In the market for a no-frills car under $10,000? Pack your bags. For that price, you've got to travel to emerging automotive markets like India and China.
The Tata Nano is the latest entrant into the cheap-car club. India-based Tata Motors says the Nano will roll out later this year. Price tag? About $2,500. The four-door car will be the world's cheapest car, besting India's current cheapest vehicle, the Suzuki Maruti 800, which sells for 195,000 rupees (about $4,994).
The Maruti is the cheapest in India for now (195,000 Rupees; $4,994). It costs only slightly more than the Chery QQ, which is produced in China by Chery Automotive and sells there for 34,499 yuan ($4,781). None of these vehicles are available in the United States; they are barred from entry in their current conditions, because, like the Nano, they don't meet U.S. safety and emissions standards.
"They are cars, but they are a step up from a motorcycle," says George Magliano, director of automotive-industry research for North America at Global Insights, a market research firm. For many, though, "It is the difference between walking and driving a car."
We searched the globe to find the world's cheapest cars. Along with the Tata Nano, Suzuki Maruti and Chery QQ, we found the Geely MR sedan, the Geely HQ SRV SUV and the Chery A1 sedan in China. Rounding out the top 10 are the Hyundai I10, Tata Indica, the Fiat Palio and the Renault Dacia Logan. All are sold in India; the Renault is also distributed in Romania.
The Maruti, a five-door hatchback, produces 37 horsepower and runs on 12-inch wheels. Four people, including the driver, can comfortably sit inside. Its top speed is 78 miles per hour and it can get 47 miles to the gallon.
The Nano is about 10 feet long and five feet wide. The two-cylinder gas engine delivers 33 horsepower and a top speed of just over 60 mph. The basic model has no radio, air-conditioning or air bags, but it does have seat belts and a catalytic converter to reduce air pollution and gets 50 miles to the gallon. It meets all safety and emissions requirements in India.

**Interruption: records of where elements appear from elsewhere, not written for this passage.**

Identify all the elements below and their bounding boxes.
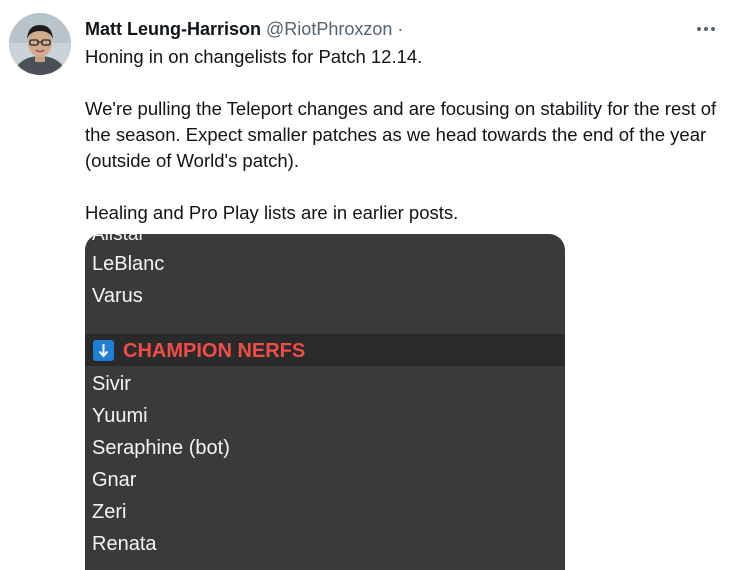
section-header-champion-nerfs: CHAMPION NERFS bbox=[85, 334, 565, 366]
list-item: Renata bbox=[92, 533, 157, 555]
avatar[interactable] bbox=[9, 13, 71, 75]
tweet-header: Matt Leung-Harrison @RiotPhroxzon · bbox=[85, 18, 403, 40]
section-title: CHAMPION NERFS bbox=[123, 340, 306, 362]
list-item: Seraphine (bot) bbox=[92, 437, 230, 459]
tweet-paragraph: We're pulling the Teleport changes and a… bbox=[85, 98, 717, 171]
author-name[interactable]: Matt Leung-Harrison bbox=[85, 19, 261, 39]
list-item: Sivir bbox=[92, 373, 131, 395]
tweet-paragraph: Healing and Pro Play lists are in earlie… bbox=[85, 202, 459, 223]
list-item: LeBlanc bbox=[92, 253, 165, 275]
down-arrow-icon bbox=[93, 340, 114, 361]
list-item: Zeri bbox=[92, 501, 127, 523]
list-item: Alistar bbox=[92, 234, 145, 245]
list-item: Varus bbox=[92, 285, 143, 307]
tweet-paragraph: Honing in on changelists for Patch 12.14… bbox=[85, 46, 423, 67]
list-item: Gnar bbox=[92, 469, 137, 491]
avatar-image bbox=[9, 13, 71, 75]
header-separator: · bbox=[397, 19, 404, 39]
author-handle[interactable]: @RiotPhroxzon bbox=[266, 19, 392, 39]
tweet-text: Honing in on changelists for Patch 12.14… bbox=[85, 44, 725, 226]
tweet-image[interactable]: Alistar LeBlanc Varus CHAMPION NERFS Siv… bbox=[85, 234, 565, 570]
more-horizontal-icon[interactable] bbox=[694, 22, 718, 36]
tweet-card: Matt Leung-Harrison @RiotPhroxzon · Honi… bbox=[0, 0, 730, 570]
list-item: Yuumi bbox=[92, 405, 148, 427]
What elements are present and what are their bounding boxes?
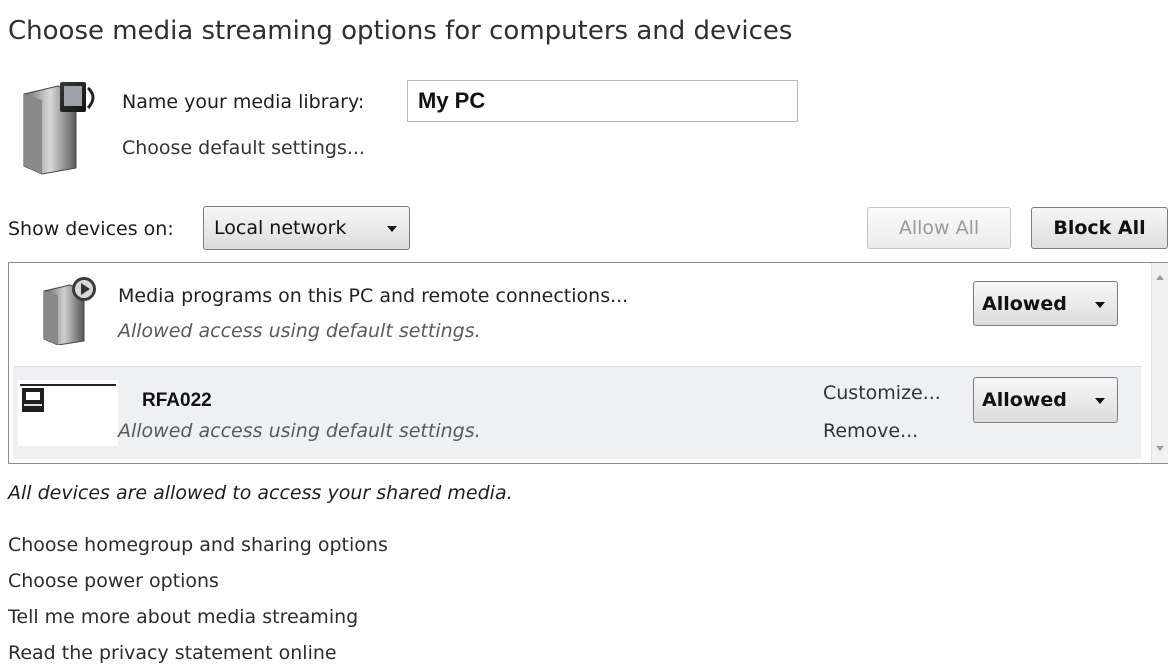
- media-streaming-help-link[interactable]: Tell me more about media streaming: [8, 606, 358, 628]
- remove-link[interactable]: Remove...: [823, 420, 918, 442]
- device-icon: [18, 384, 118, 440]
- library-name-label: Name your media library:: [122, 91, 365, 113]
- device-list-scrollbar[interactable]: [1151, 263, 1168, 463]
- device-access-value: Allowed: [982, 389, 1067, 411]
- chevron-down-icon: [1095, 301, 1105, 308]
- scroll-up-icon[interactable]: [1156, 275, 1164, 280]
- scroll-down-icon[interactable]: [1156, 446, 1164, 451]
- customize-link[interactable]: Customize...: [823, 382, 941, 404]
- chevron-down-icon: [1095, 398, 1105, 404]
- device-thumbnail: [18, 380, 118, 446]
- device-access-select[interactable]: Allowed: [973, 377, 1118, 423]
- media-player-icon: [43, 277, 96, 345]
- homegroup-link[interactable]: Choose homegroup and sharing options: [8, 534, 388, 556]
- page-title: Choose media streaming options for compu…: [8, 16, 793, 46]
- network-select[interactable]: Local network: [203, 206, 410, 250]
- device-status: Allowed access using default settings.: [118, 420, 481, 442]
- default-settings-link[interactable]: Choose default settings...: [122, 137, 365, 159]
- device-access-value: Allowed: [982, 292, 1067, 315]
- block-all-button[interactable]: Block All: [1031, 207, 1168, 249]
- network-select-value: Local network: [214, 217, 347, 239]
- status-message: All devices are allowed to access your s…: [8, 482, 513, 504]
- device-status: Allowed access using default settings.: [118, 320, 481, 342]
- power-options-link[interactable]: Choose power options: [8, 570, 219, 592]
- device-name: RFA022: [142, 390, 212, 411]
- device-name: Media programs on this PC and remote con…: [118, 285, 629, 307]
- device-access-select[interactable]: Allowed: [973, 281, 1118, 326]
- show-devices-label: Show devices on:: [8, 218, 174, 240]
- chevron-down-icon: [387, 226, 397, 232]
- device-row-selected[interactable]: [13, 366, 1141, 459]
- library-name-input[interactable]: [407, 80, 798, 122]
- privacy-statement-link[interactable]: Read the privacy statement online: [8, 642, 337, 664]
- allow-all-button[interactable]: Allow All: [867, 207, 1011, 249]
- media-library-icon: [23, 82, 95, 175]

What's more, the Nano may open the door for middle-class families in India to get behind the wheel of a vehicle for the first time, says Cody Lusk, president of the American International Automobile Dealers Association.
"That's what is happening globally," says Lusk. "There is a lot of interest and excitement that the middle class in emerging markets can get in a motorized vehicle."
U.S. consumers may feel left out, but Lusk says there is a big difference between "inexpensive and cheap." He recalls the "Yugo experiment" in 1985, when entrepreneur Malcolm Bricklin introduced to the U.S. market a low-cost vehicle built in Yugoslavia. It has the infamous distinction of being one of the worst cars ever sold in the U.S. It lacked safety features and was poorly constructed.
China manufacturer Geely Automotive tried to woo U.S. buyers with its products, which include the Merrie hatchback, a couple of years ago, but "it was not ready for prime-time," Lusk says. "It failed to meet U.S. emissions and safety standards. Geely would have to restructure and rebuild the vehicles to meet our specifications. The vehicles were less than overwhelming."
The Chevrolet Aveo, which has a base price of $10,895, is currently the cheapest car available in the United States. But two Smart ForTwo models will be nipping at its heels this quarter. That's when USA Distributor, a subsidiary of Penske Automotive Group, will begin selling the entry-level coupe for $11,590.